Bitcoin, Ether Hit New Highs as Crypto Markets Top $3 Trillion as Inflation Fears Jump

Boosted by the rapid rise of Bitcoin and Ether, crypto markets are now valued at more than $3 trillion.

It was only this past August when crypto markets surpassed $2 trillion in value so the gain has been pretty spectacular.

Both Bitcoin and Ether have risen around 7% just this week with Bitcoin trading around $68,000 and Ether pushing $5,000.

Jodie M Gunzberg, Managing Director of  CoinDesk Indexes – who was formerly a top Morgan Stanely executive, outlines the reasons for the rapid rise. She believes that Bitcoin and Ether are viewed as inflation hedges during a time of heightened inflation and more government spending that will certainly drive the value of the dollar lower along with an expectation that eventually, a Bitcoin ETF will emerge.

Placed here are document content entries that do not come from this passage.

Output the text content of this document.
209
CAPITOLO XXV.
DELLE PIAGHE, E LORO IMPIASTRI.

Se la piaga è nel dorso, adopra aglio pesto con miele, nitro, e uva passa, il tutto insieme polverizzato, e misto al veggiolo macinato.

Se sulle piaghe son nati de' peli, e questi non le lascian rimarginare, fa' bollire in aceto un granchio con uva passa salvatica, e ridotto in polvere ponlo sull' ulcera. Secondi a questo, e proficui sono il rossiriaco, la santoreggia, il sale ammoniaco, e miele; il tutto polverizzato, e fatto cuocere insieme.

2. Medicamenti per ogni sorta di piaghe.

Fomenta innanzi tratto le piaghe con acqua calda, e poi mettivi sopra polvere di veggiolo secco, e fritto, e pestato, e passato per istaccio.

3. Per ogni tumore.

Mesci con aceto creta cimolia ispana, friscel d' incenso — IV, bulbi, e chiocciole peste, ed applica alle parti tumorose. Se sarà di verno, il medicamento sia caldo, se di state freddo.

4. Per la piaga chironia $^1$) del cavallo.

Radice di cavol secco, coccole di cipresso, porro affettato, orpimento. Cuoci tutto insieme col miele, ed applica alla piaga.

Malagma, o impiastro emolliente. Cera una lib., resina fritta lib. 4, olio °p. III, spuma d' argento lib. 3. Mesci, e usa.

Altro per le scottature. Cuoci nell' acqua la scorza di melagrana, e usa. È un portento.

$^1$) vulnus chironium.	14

“Investing in BTC and ETH is a more direct and concentrated way for capturing inflation risk, meaning there is more inflation beta per dollar invested. Bitcoin also does well with inflation relative to other assets, even commodities that are also priced in dollars.  It’s a great bang for your buck to use BTC and ETH for inflation protection,” says Gunzberg. “BTC and ETH are priced in dollars so their sensitivity to inflation is high. A 1% increase in inflation results in a 183% increase in return of ETH over three years.  This is triple the inflation beta of bitcoin, which is already about 4.5x commodities.”

Regarding ETFs, Gunzber says that if approved assets will flow in thus driving price in a simple demand and supply event.

“It will also create a more costly role for investors holding the futures-based ETFs as the expectation of spot prices in the future rises. This will cause a bigger gap in the outperformance of spot ETFs vs futures ETFs as prices rise, which could either lead to asset flows out of the futures-based ETF and into the spot ETF, or could lead to investors going long the spot ETF and short the futures to gain from the roll yield in rising markets.”

Gaurav Dahake, CEO & co-founder Bitbns, also shared his perspective on the rapid rise in crypto markets value noting that crypto markets are growing at an exponential pace:

“While Bitcoin has quadrupled over the last year, it has grown by more than 50% in the last 2-3 months alone. This showcases the accelerated growth rate and implies that crypto is rapidly emerging from the shadows of an emerging asset class to becoming a mainstream investment option. Just a decade old Crypto and Bitcoin, in particular, is now being compared to traditional investment assets such as Gold which further authenticates cryptocurrency as the best performing asset class of the 21st century. Besides millennial and Gen Z investors, breeding a global social movement, there is a tremendous interest for digital assets which we are seeing almost every day – both in retail and institutional. The recent surge in meme coins such as Shibu Inu and Dogecoin also have rendered a spill-over impact further fueling the growth. Most importantly there has been a drastic shift in the narrative since the government has taken a positive stance and the latest being that the finance ministry now aiming to fast-track the modified cryptocurrency bill at the start of the winter session comes in as a huge encouragement for the entire industry.”

Since the “infrastructure” bill will become law, and there is a chance that Build Back Better may become the largest spending bill of all time, inflation may charge dramatically higher. Thus both retail and institutional money are seeking safe havens as government spending careens off the rails.